The more nagging question is, Does this one project going off the rails presage a California that can’t address its infrastructure needs in a timely, practical matter?

In this edition of Eureka, we look at the future of California infrastructure from three perspectives: what do with funds earmarked for high-speed rail; how to develop more sensible, integrated surface-transportation systems; and how one state lawmaker has proposed improvements to the dreaded drive up and down California’s Interstate 5, from the “Grapevine” to Sacramento.

Meet some of our contributors:

  • House Minority Leader Kevin McCarthy, who represents California’s 23rd Congressional District, suggests that the federal government’s financial commitment to high-speed rail should be repurposed instead to increasing California’s water-storage capacity.
  • Dr.
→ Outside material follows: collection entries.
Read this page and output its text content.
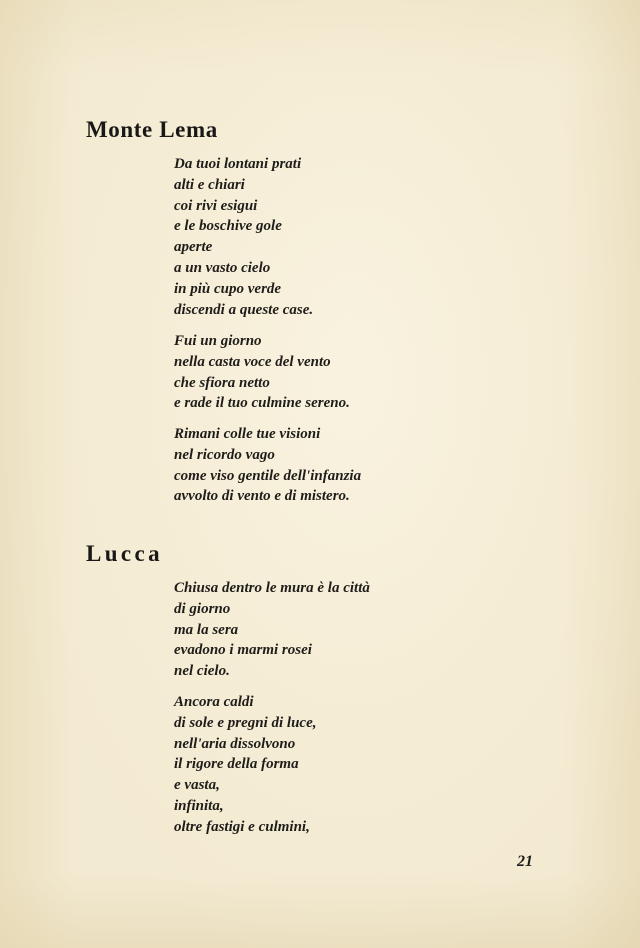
Monte Lema
Da tuoi lontani prati
alti e chiari
coi rivi esigui
e le boschive gole
aperte
a un vasto cielo
in più cupo verde
discendi a queste case.
Fui un giorno
nella casta voce del vento
che sfiora netto
e rade il tuo culmine sereno.
Rimani colle tue visioni
nel ricordo vago
come viso gentile dell'infanzia
avvolto di vento e di mistero.
Lucca
Chiusa dentro le mura è la città
di giorno
ma la sera
evadono i marmi rosei
nel cielo.
Ancora caldi
di sole e pregni di luce,
nell'aria dissolvono
il rigore della forma
e vasta,
infinita,
oltre fastigi e culmini,
21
Karen Philbrick, executive director of San Jose State University’s Mineta Transportation Institute, discusses smart solutions to transportation challenges that combine new technologies with nontraditional tools to better serve a growing population.
  • State Senator John Moorlach, whose 37th Senate District encompasses much of Orange County, explains his vision of a north-south highway, along the lines of the German high-speed autobahn, that would reduce congestion and delays along California’s I-5 corridor.

We hope you enjoy this latest installment of Eureka and that it gets you thinking about where California stands and whether America’s nation-state is moving in the right direction.